HMAC_SHA256 (callbackSecretKey, The quick brown fox jumps over the lazy dog) = f7bc83f430538424b13298e6aa6fb143ef4d59a14946175997479dbg2d1a3cd8

callbackSecretKey - Represents an optional string the customer can send into their request when they create the callback subscription. The quick brown fox jumps over the lazy dog - Represents everything we post in the body of the server side callback request. f7bc83f430538424b13298e6aa6fb143ef4d59a14946175997479dbg2d1a3cd8 - Represents the resulting hash sent in the header (value name: x-signature) of the post request.

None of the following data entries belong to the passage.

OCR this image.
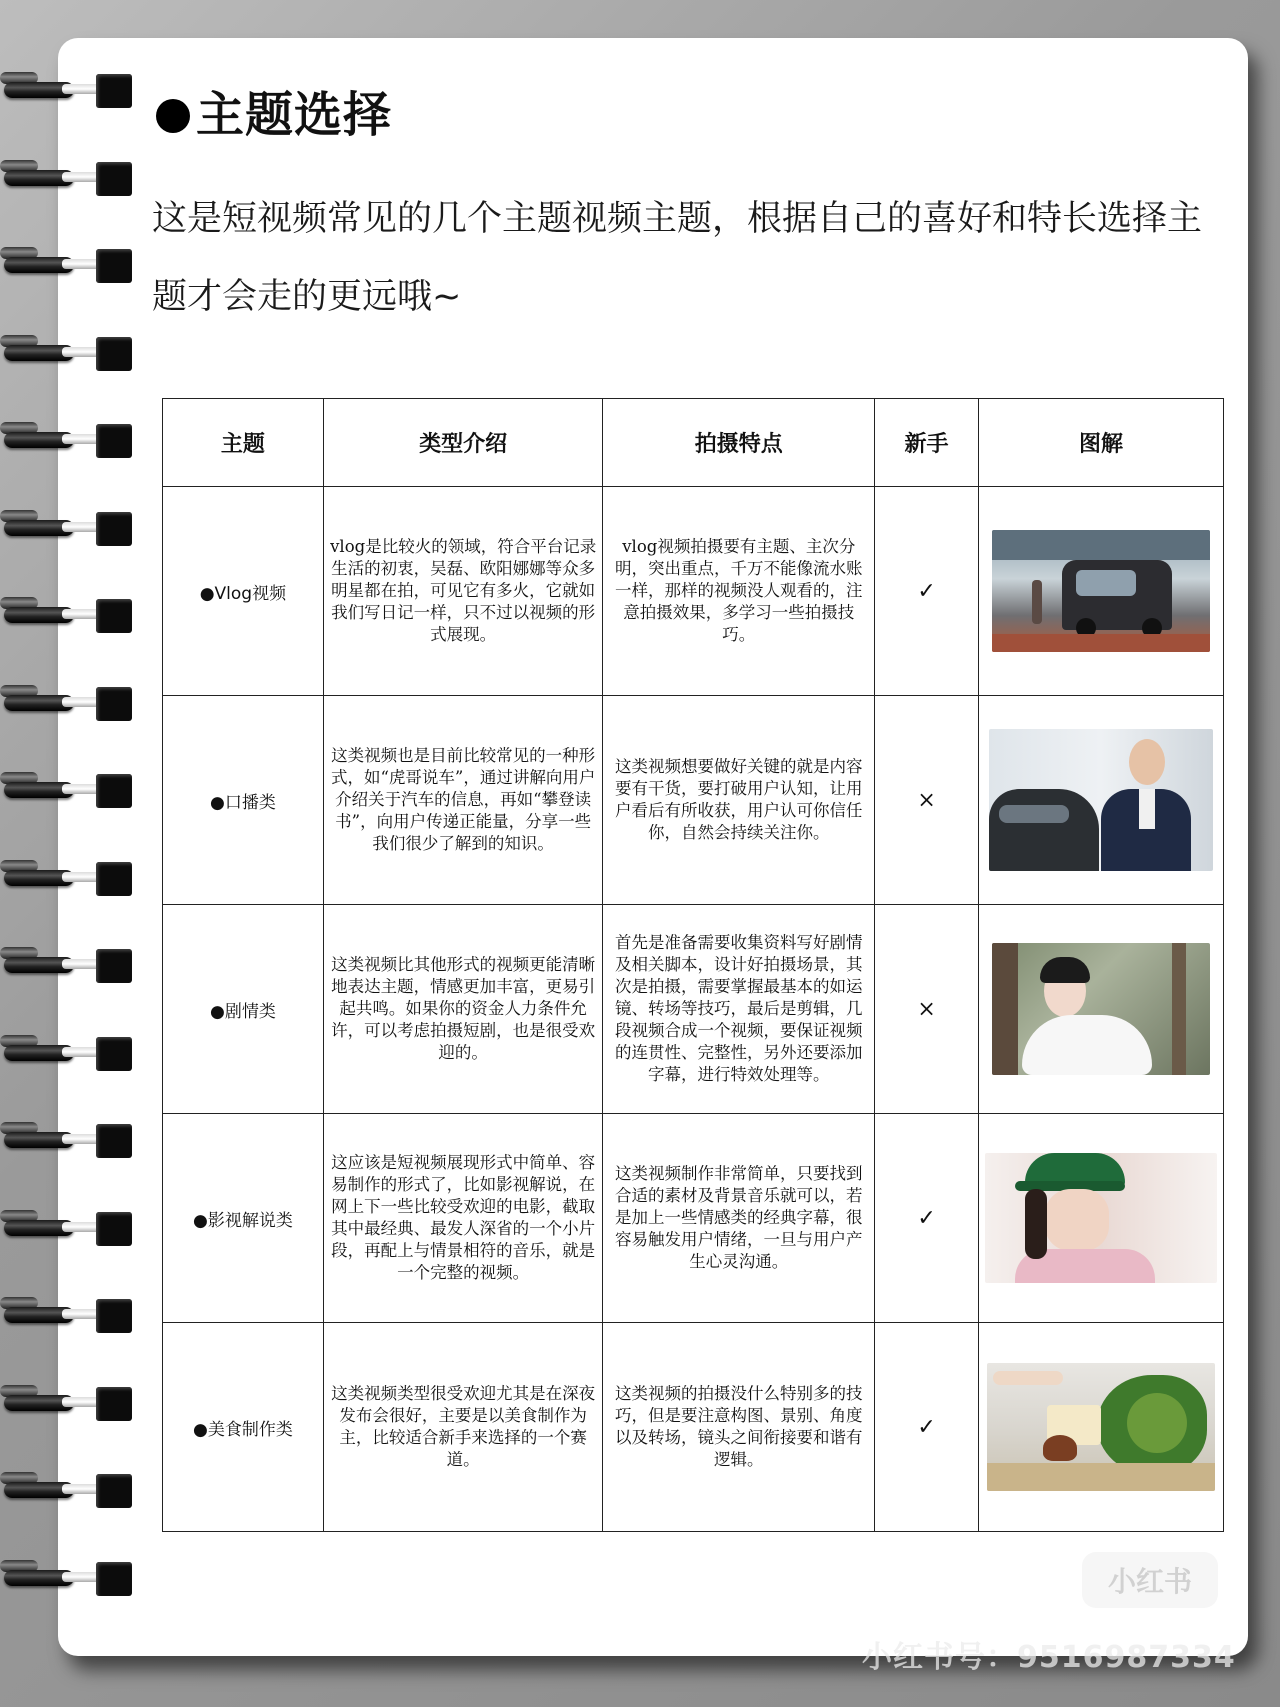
主题选择
这是短视频常见的几个主题视频主题，根据自己的喜好和特长选择主题才会走的更远哦~
主题	类型介绍	拍摄特点	新手	图解
●Vlog视频	vlog是比较火的领域，符合平台记录生活的初衷，吴磊、欧阳娜娜等众多明星都在拍，可见它有多火，它就如我们写日记一样，只不过以视频的形式展现。	vlog视频拍摄要有主题、主次分明，突出重点，千万不能像流水账一样，那样的视频没人观看的，注意拍摄效果，多学习一些拍摄技巧。	✓	

●口播类	这类视频也是目前比较常见的一种形式，如“虎哥说车”，通过讲解向用户介绍关于汽车的信息，再如“攀登读书”，向用户传递正能量，分享一些我们很少了解到的知识。	这类视频想要做好关键的就是内容要有干货，要打破用户认知，让用户看后有所收获，用户认可你信任你，自然会持续关注你。	×	

●剧情类	这类视频比其他形式的视频更能清晰地表达主题，情感更加丰富，更易引起共鸣。如果你的资金人力条件允许，可以考虑拍摄短剧，也是很受欢迎的。	首先是准备需要收集资料写好剧情及相关脚本，设计好拍摄场景，其次是拍摄，需要掌握最基本的如运镜、转场等技巧，最后是剪辑，几段视频合成一个视频，要保证视频的连贯性、完整性，另外还要添加字幕，进行特效处理等。	×	

●影视解说类	这应该是短视频展现形式中简单、容易制作的形式了，比如影视解说，在网上下一些比较受欢迎的电影，截取其中最经典、最发人深省的一个小片段，再配上与情景相符的音乐，就是一个完整的视频。	这类视频制作非常简单，只要找到合适的素材及背景音乐就可以，若是加上一些情感类的经典字幕，很容易触发用户情绪，一旦与用户产生心灵沟通。	✓	

●美食制作类	这类视频类型很受欢迎尤其是在深夜发布会很好，主要是以美食制作为主，比较适合新手来选择的一个赛道。	这类视频的拍摄没什么特别多的技巧，但是要注意构图、景别、角度以及转场，镜头之间衔接要和谐有逻辑。	✓	
小红书
小红书号：9516987334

Callback data returned for UTXO-based transactions

Calbacks return more specific information in regards to UTXO-based transactions (BTC). This specification applies to the following events:

For:

  • 1 occurrence of the address in the input - in the callback we send the amount and the type is outgoing;
  • 1 occurrence of address in output - in the callback we send the amount and the type is incoming;
  • 2+ occurrences of address in inputs - in the callback we send the total calculated amount and the type is outgoing;
  • 2+ occurrences of address in outputs - in the callback we send the total calculated amount and the type is incoming;
  • 1 occurrence of address in input AND 1 occurrence of address in output - in the callback we send the amount in the input and the type is outgoing;
  • 2+ occurrences of address in input AND 1 occurrence of address in output - in the callback we send the total calculated amount in the input and the type is outgoing;
  • 1 occurrence of address in input AND 2+ occurrences of address in output - in the callback we send the amount in the input and the type is outgoing;
  • 2+ occurrences of address in input AND 2+ occurrence of address in output - in the callback we send the total calculated amount in the input and the type is outgoing.